Lennon swallowed the mouthful of drink she had in her mouth and bounced on the stool. They chattered away about something; he wasn’t paying attention.
Gabriel averted his eyes. Lennon’s chest bounced with her, of course, but seemed to move separately, coming to rest a fraction of a millisecond after the rest of her. With a small smile in the direction of the two friends, Gabriel moved down the bar, taking orders.

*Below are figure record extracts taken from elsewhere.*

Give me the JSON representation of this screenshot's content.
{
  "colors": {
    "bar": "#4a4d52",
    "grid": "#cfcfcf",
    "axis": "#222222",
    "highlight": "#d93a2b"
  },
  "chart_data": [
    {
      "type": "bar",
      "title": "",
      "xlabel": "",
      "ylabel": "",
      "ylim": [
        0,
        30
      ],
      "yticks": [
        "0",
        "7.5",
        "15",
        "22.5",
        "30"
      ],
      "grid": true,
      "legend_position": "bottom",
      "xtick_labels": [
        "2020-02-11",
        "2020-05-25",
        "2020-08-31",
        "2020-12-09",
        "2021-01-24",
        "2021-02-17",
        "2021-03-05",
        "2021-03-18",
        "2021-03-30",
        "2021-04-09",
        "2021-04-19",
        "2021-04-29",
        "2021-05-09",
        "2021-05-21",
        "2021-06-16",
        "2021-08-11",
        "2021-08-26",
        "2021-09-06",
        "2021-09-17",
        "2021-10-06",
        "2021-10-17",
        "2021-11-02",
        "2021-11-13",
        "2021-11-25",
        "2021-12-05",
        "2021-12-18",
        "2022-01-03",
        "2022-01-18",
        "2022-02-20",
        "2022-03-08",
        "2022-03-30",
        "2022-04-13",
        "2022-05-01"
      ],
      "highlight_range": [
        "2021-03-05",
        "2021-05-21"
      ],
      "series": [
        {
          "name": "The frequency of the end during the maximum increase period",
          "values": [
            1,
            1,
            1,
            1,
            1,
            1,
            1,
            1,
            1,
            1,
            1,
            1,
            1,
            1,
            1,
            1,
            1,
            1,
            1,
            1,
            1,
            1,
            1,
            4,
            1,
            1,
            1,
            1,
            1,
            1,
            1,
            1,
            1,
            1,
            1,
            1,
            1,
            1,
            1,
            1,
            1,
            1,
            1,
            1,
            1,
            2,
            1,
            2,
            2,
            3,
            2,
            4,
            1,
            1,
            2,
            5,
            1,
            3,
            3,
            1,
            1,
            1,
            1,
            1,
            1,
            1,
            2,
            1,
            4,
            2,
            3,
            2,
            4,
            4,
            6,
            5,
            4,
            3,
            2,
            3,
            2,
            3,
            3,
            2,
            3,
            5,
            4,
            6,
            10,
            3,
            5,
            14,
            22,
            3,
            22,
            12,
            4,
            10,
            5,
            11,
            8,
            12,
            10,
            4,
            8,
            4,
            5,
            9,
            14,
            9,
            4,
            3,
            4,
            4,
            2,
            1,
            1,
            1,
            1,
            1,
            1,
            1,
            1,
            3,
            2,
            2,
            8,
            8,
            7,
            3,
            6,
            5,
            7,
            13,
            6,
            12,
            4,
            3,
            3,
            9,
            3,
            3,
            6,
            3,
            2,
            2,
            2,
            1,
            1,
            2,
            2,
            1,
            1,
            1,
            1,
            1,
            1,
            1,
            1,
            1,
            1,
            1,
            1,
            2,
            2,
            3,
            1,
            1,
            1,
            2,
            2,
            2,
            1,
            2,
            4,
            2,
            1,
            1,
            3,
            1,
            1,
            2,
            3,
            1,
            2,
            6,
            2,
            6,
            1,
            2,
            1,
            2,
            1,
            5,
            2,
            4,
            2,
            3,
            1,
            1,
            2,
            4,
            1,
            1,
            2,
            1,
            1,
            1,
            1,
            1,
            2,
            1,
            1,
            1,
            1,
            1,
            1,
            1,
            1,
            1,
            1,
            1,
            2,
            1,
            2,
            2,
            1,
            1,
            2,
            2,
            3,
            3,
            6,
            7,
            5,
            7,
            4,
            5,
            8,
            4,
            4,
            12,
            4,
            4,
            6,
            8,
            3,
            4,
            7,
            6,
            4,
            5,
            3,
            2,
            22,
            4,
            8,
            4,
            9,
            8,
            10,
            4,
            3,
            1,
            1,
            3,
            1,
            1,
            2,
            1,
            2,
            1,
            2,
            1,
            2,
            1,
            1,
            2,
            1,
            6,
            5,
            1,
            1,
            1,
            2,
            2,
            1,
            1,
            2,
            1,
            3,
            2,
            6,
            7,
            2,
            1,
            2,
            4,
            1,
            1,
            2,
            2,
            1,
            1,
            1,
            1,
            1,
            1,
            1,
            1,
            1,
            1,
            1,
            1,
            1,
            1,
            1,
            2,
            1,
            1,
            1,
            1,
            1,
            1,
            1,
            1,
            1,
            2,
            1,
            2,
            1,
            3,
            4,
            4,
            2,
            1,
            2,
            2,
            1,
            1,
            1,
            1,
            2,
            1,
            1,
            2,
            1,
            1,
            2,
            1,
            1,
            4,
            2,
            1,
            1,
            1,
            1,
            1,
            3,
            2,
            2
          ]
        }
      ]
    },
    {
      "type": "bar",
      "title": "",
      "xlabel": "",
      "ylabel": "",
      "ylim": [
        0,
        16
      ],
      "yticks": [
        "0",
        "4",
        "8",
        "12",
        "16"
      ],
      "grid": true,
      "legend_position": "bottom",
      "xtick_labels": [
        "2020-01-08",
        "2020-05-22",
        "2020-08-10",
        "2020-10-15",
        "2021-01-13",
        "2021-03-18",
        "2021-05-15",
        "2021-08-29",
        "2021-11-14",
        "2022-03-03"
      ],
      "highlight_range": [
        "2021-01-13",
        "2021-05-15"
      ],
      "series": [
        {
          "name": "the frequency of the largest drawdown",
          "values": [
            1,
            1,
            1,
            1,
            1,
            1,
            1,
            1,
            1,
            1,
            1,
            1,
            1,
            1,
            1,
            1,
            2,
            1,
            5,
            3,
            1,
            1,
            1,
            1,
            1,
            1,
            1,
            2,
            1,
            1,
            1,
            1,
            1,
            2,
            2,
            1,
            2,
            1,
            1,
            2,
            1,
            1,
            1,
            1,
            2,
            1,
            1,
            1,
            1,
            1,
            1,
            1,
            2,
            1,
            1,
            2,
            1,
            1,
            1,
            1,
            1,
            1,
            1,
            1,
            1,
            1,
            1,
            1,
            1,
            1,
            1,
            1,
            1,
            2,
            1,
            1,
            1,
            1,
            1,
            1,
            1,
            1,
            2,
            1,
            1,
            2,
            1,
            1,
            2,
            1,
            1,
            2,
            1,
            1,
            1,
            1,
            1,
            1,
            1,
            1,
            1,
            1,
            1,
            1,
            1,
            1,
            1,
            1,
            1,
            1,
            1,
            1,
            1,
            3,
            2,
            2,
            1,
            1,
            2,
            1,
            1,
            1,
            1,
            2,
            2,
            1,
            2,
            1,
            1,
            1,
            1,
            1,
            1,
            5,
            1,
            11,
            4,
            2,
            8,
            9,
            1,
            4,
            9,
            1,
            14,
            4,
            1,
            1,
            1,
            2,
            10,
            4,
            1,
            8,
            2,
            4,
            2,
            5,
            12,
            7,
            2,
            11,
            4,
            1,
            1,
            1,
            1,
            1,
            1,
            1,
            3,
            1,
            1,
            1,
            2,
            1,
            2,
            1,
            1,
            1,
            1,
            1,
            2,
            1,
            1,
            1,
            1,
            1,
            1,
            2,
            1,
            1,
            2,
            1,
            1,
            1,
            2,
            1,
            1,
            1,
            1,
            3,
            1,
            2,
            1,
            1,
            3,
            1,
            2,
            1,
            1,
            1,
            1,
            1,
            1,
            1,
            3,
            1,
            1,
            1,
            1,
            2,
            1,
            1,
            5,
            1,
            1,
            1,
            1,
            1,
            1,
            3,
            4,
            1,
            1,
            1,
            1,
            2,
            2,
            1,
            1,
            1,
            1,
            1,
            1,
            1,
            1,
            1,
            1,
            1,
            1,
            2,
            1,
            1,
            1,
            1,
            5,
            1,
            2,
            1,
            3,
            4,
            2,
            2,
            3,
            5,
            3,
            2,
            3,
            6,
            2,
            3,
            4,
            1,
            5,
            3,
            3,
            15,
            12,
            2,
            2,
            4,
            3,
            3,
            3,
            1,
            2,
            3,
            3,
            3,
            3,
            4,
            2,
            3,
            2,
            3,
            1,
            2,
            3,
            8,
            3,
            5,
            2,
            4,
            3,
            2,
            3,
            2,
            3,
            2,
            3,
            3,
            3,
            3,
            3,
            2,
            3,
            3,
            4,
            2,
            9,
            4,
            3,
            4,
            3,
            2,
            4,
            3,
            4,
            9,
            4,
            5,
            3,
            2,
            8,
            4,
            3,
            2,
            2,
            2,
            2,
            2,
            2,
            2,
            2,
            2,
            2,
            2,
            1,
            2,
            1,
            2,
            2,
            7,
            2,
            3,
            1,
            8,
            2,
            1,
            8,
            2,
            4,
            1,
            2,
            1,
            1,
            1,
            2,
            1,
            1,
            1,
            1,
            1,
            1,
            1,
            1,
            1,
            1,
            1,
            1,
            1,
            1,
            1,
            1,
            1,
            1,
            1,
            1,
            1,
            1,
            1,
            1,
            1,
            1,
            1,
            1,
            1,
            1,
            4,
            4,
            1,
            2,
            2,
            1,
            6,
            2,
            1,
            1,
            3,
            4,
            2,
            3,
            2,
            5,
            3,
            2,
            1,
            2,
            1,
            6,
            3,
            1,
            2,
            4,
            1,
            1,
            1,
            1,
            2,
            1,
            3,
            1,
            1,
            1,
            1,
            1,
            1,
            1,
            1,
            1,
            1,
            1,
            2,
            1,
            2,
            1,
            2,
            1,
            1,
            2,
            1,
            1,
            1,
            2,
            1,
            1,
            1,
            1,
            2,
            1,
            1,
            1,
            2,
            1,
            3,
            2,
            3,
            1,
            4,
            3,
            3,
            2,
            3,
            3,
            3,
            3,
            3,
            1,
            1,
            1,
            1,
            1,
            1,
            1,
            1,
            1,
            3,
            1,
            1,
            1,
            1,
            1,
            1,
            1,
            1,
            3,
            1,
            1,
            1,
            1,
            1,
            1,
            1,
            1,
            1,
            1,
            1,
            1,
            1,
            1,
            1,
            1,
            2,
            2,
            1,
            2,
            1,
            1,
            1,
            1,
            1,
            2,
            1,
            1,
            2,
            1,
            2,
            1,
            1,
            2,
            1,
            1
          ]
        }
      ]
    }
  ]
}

When he got home late that night, Gabriel dug under his bed. He came across old Playboys and Maxims that he’d stashed there as a teenager, but more importantly, he came across an unused marble notebook.
It was two a.m. He leaned back in bed, rested the notebook on his boxer-covered lap, and bit the tip of a pen in thought.
Under the lamplight, Gabriel filled pages with phrases and words, partial verses and chords, even doodles, anything in order to get something going.
One of the sentences he scrawled read, “Might as well give it one last shot.”